Trinidad is viewed as such a cultural treasure that UNESCO has classified the whole town as a World Heritage Site. What with the joint Cuban-UNESCO renovation work, the residents of the older buildings, doubtless much to their annoyance, are not permitted to install indoor lavatories.

Trinidad is not all fossilised history – the music created by her population of predominantly African descent is mesmerising, especially the traditional Afro-Cuban variety associated with the Senteria cult. And the beaches aren’t bad either – in fact they are superb on the Ancon peninsula, where the best hotels are located; though La Boca, where the Conquistadors first landed, is nearer town, and patronised at weekends by seriously stylish young Cubans, a tribute to their resourcefulness, if ever there was one, when one considers the U.S. embargo, rationing and so on.

Inland from Trinidad are the Escambray Mountains, their ascent providing ever more breathtaking views, at first of the lovely town below, the sea beyond; and then the fertile plain of the vast estuary of the Manati River, covered with the vast old sugar plantations. In fact the San Luis valley is known as Sugar Mill Valley, and here we saw melancholy relics of the bad old days – barracks and cemeteries. The valley’s most solemn landmark is the Tower of Iznaga, a testament to oppression. From its forty-five-metre elevation, a single Spanish overseer could watch over hundreds of acres of sugar cane – and monitor the labour productivity working them.

Happily, times change, and as Castro said, “We do not have many things... but we have medicinal waters of all kinds”. At the top of the Escambray Mountains is a huge old sanatorium, where nowadays health tourism is the buzzword. At this bracing resort amongst the pine trees, once a treatment centre for tuberculosis, there are now state-of-the-art facilities from stress management, through mud baths, to acupuncture. Cubans have responded to shortages with so many ingenious solutions, such as the liquid detergent developed from sisal and the aloe vera cactus we saw growing all over the Escambray Mountains as we descended.
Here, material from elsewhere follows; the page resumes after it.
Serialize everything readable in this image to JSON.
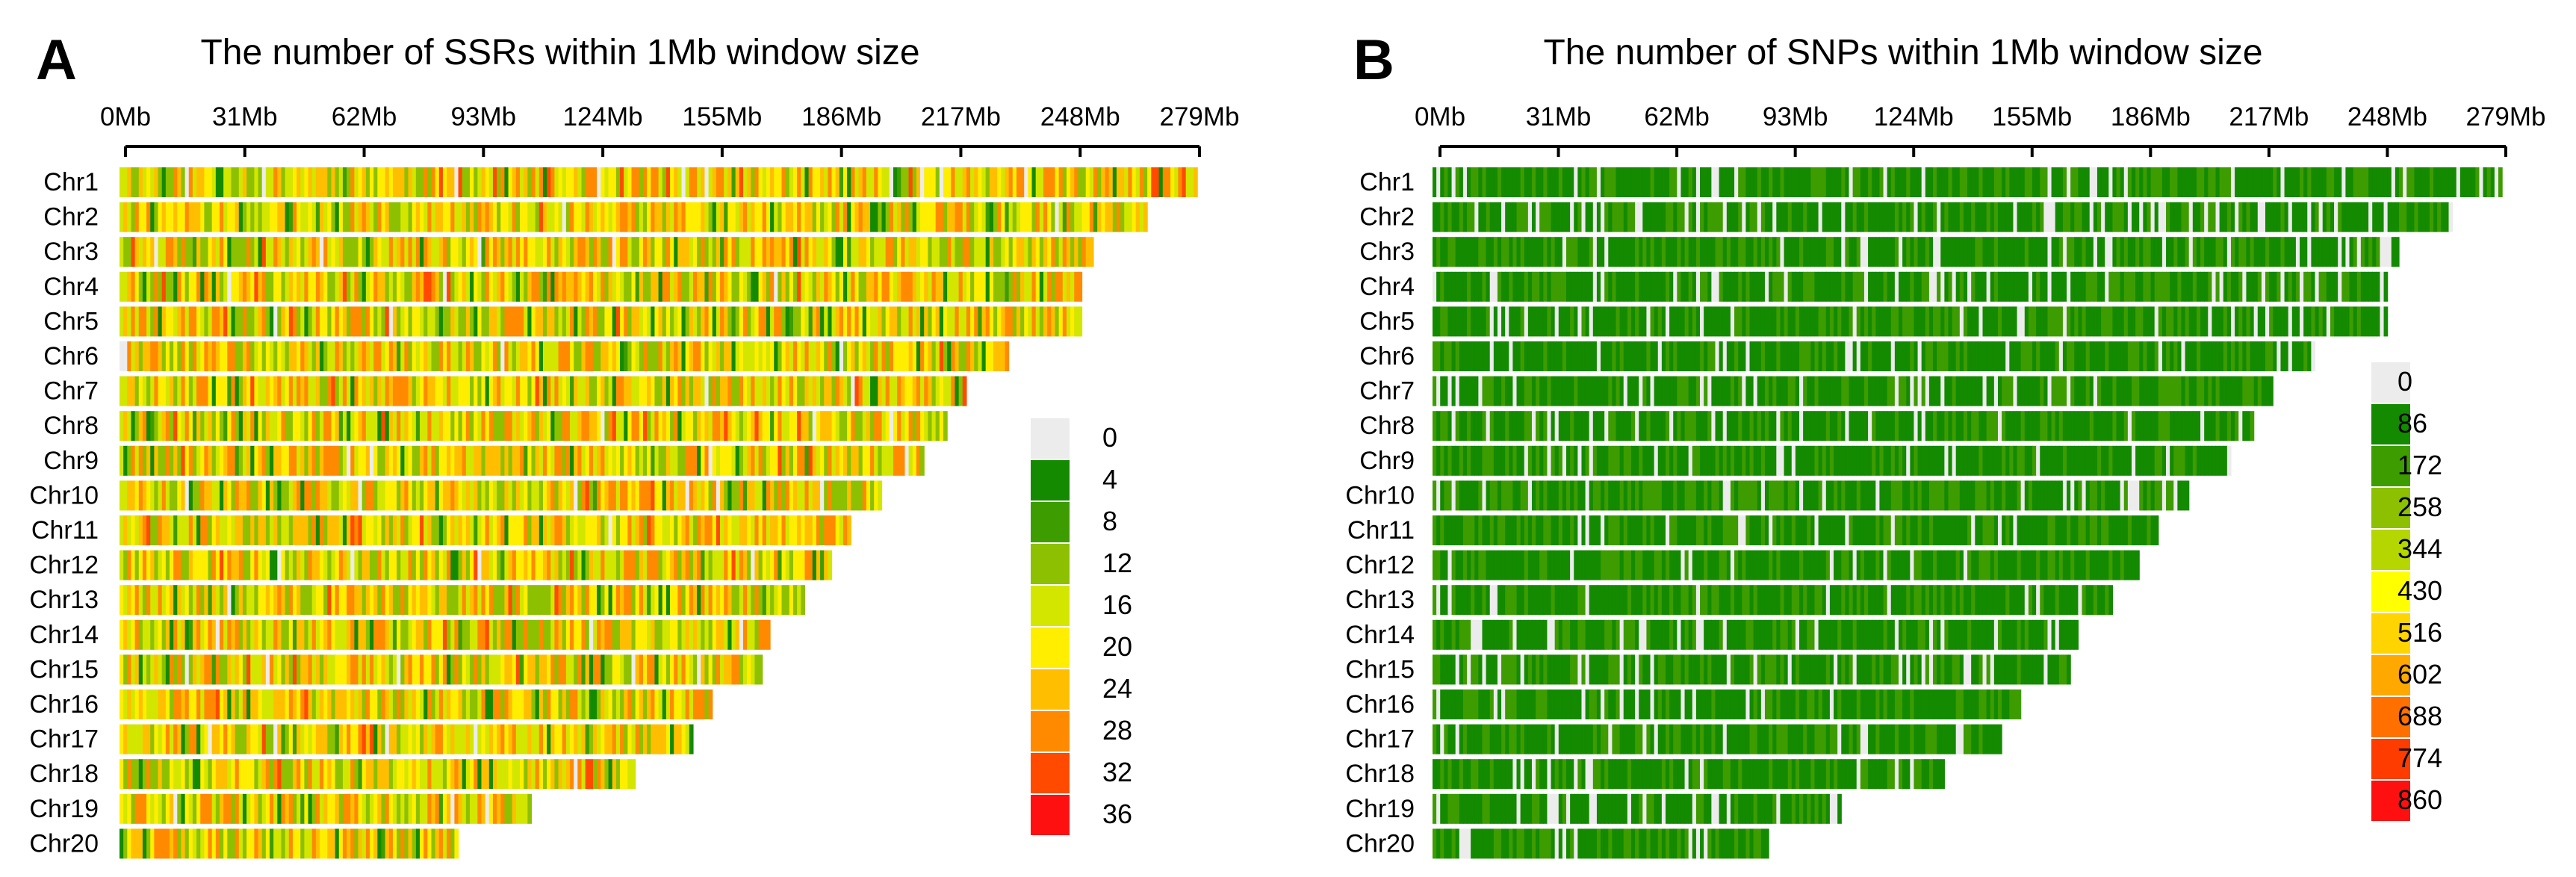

Aloe Vera, of course, is a key ingredient in contemporary skin care, hair and complementary health products.

Apparently many travellers overlook Cuba’s principal port, Cienfuegos, in their dash back to Havana from the justly famous Trinidad. Some find it run-down and time-warped; but I loved the tranquil, beautiful bay, the broad handsome boulevard snaking along the shoreline, where everyone, but everyone turns out to see and be seen at sunset. And if it’s culture one’s after, the colonial-style buildings around the Parque Jose Marti and the mansions along the Prado are splendid indeed, even if some of the latter are crying out for renovation. Cienfuegos has its own castle too, at the harbour entrance, a lively theatre and terrific art galleries. The Spanish finished Jagua Castle in 1745 as a bulwark against marauding pirates operating out of Jamaica.
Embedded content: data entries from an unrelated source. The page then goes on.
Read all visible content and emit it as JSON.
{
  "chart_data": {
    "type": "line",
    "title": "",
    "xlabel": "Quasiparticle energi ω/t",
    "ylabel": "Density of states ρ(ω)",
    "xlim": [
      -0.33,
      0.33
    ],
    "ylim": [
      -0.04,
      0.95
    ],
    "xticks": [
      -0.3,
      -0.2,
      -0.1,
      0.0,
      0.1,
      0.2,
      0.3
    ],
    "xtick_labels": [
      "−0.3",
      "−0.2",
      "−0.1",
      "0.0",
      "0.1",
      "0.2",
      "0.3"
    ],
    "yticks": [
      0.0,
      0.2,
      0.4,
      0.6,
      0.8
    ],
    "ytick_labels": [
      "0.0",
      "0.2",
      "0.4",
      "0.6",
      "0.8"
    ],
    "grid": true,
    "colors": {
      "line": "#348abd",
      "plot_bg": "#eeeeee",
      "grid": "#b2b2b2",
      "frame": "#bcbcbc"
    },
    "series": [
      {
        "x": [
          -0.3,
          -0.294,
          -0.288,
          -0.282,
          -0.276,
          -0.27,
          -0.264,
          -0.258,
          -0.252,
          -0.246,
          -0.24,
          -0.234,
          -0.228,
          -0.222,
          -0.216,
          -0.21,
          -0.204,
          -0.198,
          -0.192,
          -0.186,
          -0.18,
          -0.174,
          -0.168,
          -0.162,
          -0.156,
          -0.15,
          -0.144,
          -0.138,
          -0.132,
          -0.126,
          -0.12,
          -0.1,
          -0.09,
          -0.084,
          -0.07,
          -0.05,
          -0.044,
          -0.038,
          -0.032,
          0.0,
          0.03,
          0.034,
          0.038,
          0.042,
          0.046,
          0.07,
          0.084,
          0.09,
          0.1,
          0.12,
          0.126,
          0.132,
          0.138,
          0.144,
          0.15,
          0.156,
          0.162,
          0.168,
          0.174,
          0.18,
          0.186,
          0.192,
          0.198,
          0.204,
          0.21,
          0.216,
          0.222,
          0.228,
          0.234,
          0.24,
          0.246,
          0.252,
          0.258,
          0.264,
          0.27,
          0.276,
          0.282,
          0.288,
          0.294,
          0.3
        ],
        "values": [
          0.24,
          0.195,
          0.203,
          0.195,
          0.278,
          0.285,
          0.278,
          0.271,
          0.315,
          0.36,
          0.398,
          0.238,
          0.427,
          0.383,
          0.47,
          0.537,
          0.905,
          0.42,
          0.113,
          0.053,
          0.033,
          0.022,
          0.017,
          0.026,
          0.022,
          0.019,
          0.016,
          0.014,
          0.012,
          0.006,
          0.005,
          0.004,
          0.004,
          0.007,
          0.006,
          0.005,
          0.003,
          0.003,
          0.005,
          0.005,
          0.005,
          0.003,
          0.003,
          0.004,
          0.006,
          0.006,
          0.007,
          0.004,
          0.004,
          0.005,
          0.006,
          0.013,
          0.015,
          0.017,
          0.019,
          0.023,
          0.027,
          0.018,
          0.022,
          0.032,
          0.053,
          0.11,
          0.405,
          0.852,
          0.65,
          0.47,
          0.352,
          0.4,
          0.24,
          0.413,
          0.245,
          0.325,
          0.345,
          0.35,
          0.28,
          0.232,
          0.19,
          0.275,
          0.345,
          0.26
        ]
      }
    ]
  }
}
We were staying down on Jagua Bay, next door to an out and out Mughal palace, if a diminutive one. In fact the Palacio del Valle, now the Museum of Decorative Arts, like many of the seafront mansions of Cienfuegos, was built in Mughal style in the 1920s. Like its famous predecessor at Agra, it too was built for love – as a wedding present, though it transpired that the bride couldn’t stand it and never lived there.

Just outside Cienfuegos are Cuba’s first Botanical Gardens, with over 2,000 plant species, laid down, not unexpectedly in this area, by sugar magnates. It is rumoured to contain not only therapeutic plants, but others that can be used as poisons. Rain stopped play that day, and as I stood on my hotel balcony, with the sun tremulously trying to break through the thunder clouds over Jagua Bay, down below, under the palm trees, the door of a pink ‘57 vintage Chevy was open. From the car radio streamed that unquenchable essence of good times in Cuba – their inimitable Salsa music.